La propuesta aprobada ayer se parece más a la que defendía IU. El PSOE no estaba por la labor de reducir el tope de ingresos para acceder a las ayudas de 500 euros. Ha quedado fijado finalmente en 45.000 euros anuales de renta. IU se ha dejado también algún pelo en la gatera, puesto que pretendía que las familias con menos ingresos cobrasen más de 500 euros, pero no ha podido ser. Con esta reforma, unas 7.000 familias podrán beneficiarse de las ayudas, con un desembolso de 3,6 millones. En el Consejo también se aprobó incrementar un 40 por ciento la dotación a la escuelas de 0 a 3 años y deducciones por para familias adoptantes, numerosas y monoparentales.
En el marco de críticas por el debate presupuestario, el acuerdo del «cheque bebé» ha venido a tranquilizar la relación entre ambas fuerzas, que, no obstante, ayer, se acusaron mútuamente de hacer público los desencuentros.
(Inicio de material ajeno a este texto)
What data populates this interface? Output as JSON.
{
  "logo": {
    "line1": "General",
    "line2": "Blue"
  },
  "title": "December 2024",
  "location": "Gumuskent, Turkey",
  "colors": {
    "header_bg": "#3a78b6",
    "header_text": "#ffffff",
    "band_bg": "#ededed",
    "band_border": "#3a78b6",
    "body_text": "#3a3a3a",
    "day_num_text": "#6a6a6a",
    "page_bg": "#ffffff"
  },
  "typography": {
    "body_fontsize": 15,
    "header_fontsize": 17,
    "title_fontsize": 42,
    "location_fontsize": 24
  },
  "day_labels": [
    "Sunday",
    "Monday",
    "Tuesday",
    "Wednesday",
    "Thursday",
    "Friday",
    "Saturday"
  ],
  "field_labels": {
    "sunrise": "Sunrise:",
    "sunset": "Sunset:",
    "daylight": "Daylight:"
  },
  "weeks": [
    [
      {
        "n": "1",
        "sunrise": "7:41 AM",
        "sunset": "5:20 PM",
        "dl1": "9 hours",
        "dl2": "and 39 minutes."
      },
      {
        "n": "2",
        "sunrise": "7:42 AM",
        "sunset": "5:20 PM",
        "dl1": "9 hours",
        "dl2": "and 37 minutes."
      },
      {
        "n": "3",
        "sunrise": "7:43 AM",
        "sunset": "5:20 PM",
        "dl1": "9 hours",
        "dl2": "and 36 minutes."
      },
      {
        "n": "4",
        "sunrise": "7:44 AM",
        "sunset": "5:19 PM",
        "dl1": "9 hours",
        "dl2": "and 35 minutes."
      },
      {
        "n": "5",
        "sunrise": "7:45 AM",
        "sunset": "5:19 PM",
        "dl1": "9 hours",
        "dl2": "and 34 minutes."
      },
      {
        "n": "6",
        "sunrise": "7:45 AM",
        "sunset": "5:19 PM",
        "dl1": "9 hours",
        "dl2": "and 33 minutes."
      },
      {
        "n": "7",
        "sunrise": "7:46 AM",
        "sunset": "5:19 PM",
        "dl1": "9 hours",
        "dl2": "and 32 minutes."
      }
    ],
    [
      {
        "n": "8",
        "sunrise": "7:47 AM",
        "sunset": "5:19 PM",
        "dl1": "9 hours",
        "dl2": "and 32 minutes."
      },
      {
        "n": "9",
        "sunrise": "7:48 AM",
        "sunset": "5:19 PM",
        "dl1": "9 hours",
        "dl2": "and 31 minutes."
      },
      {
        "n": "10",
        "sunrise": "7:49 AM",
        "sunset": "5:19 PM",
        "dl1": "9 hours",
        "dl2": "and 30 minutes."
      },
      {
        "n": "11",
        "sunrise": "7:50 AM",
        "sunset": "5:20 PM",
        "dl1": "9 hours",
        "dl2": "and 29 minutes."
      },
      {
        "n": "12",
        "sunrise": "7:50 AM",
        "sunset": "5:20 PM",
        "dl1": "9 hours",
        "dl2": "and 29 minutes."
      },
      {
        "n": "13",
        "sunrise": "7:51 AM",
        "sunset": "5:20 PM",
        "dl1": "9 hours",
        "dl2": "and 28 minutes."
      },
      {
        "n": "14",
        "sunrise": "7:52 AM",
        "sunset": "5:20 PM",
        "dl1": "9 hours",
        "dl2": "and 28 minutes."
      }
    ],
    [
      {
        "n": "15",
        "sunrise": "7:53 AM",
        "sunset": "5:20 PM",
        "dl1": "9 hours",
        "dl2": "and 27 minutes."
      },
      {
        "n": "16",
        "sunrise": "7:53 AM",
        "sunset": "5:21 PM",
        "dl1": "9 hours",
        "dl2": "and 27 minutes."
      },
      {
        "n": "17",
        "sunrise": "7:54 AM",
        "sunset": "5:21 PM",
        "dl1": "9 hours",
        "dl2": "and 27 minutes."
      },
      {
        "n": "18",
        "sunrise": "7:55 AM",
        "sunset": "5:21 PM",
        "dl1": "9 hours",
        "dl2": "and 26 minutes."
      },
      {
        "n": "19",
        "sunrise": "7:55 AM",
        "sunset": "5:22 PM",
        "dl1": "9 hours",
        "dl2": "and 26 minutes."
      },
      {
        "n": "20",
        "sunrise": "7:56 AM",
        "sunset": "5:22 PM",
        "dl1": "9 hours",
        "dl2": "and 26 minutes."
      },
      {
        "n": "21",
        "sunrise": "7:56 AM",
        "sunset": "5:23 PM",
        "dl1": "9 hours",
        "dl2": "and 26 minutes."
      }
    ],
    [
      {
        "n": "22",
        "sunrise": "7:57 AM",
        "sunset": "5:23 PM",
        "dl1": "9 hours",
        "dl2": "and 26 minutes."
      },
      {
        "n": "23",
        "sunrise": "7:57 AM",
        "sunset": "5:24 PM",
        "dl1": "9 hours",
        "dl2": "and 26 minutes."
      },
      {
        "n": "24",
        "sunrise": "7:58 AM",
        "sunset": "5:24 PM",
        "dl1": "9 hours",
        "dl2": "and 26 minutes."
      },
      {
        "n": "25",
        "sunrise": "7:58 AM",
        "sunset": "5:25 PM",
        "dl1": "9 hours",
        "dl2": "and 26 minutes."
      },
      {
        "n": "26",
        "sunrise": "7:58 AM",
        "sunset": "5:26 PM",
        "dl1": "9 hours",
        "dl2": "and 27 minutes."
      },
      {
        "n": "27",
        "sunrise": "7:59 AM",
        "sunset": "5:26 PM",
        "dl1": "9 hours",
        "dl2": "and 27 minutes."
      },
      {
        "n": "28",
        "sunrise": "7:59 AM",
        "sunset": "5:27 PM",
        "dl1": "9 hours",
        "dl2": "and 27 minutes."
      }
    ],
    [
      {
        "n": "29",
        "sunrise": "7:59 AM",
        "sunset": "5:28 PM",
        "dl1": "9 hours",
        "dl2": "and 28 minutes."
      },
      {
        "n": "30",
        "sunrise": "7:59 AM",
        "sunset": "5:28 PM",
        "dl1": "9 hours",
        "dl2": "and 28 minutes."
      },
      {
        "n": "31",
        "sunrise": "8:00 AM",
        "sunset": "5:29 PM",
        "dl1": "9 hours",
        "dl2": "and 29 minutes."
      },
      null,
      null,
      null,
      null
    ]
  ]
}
La portavoz del Gobierno, Ana Rosa Migoya, aseguró que «el Gobierno asturiano decidirá bien cuáles son las prioridades en un momento de crisis» y señaló, como aviso a navegantes, que «es necesario actuar con inteligencia». En el seno del Gobierno regional también se señala que algunos de los proyectos que IU considera superfluos son en realidad generadores de empleo.
En el PSOE se considera que IU se ha equivocado también por sacar a la luz pública las diferencias sobre las cuentas. Sin embargo, ayer, la dirección de IU señaló que el primero en hacer planteamientos públicos fue el consejero Jaime Rabanal. «Preferimos tomarnos sus declaraciones como una reflexión a título personal», señalaron para referirse al posicionamiento de Rabanal contrario a incrementar el gasto. IU prefiere un presupuesto que crezca en inversión generadora de empleo y en gasto social. Salvo este rifirrafe, las formas se mantuvieron ayer e IU evitó pronunciarse sobre las acusaciones de dirigentes socialistas que aseguraron que la coalición «quiere recortar en todo excepto en su consejerías».
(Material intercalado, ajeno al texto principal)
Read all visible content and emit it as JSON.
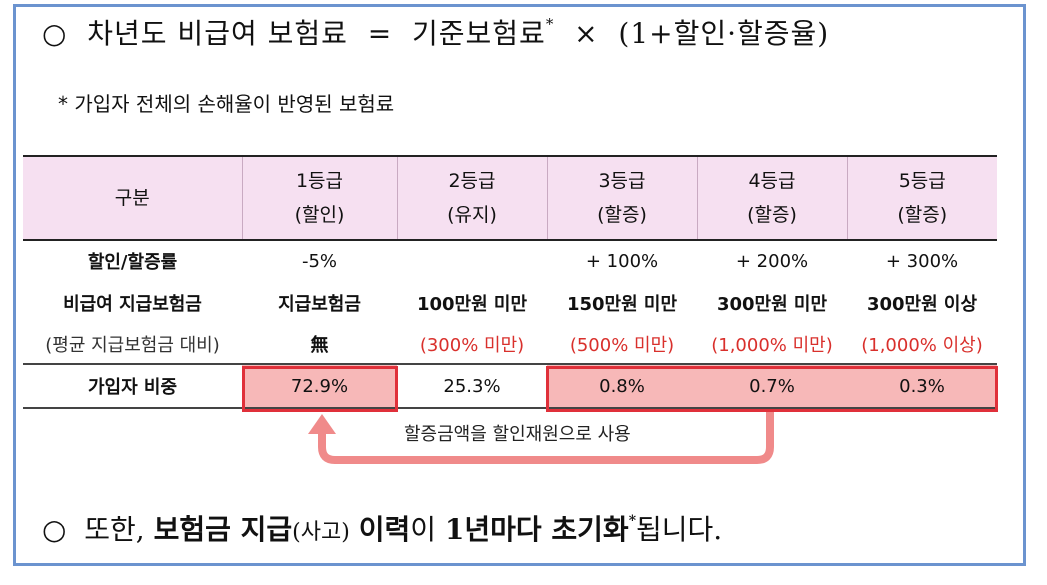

Así, en septiembre se discutirá la cuestión del Presupuesto entre las direcciones de los partidos que sostienen el Gobierno. «Como dicen los socialistas, esa negociación no se ha producido y por tanto el consejero de Economía, Jaime Rabanal, sólo ha hablado hasta ahora a título personal», según fuentes de la dirección de IU.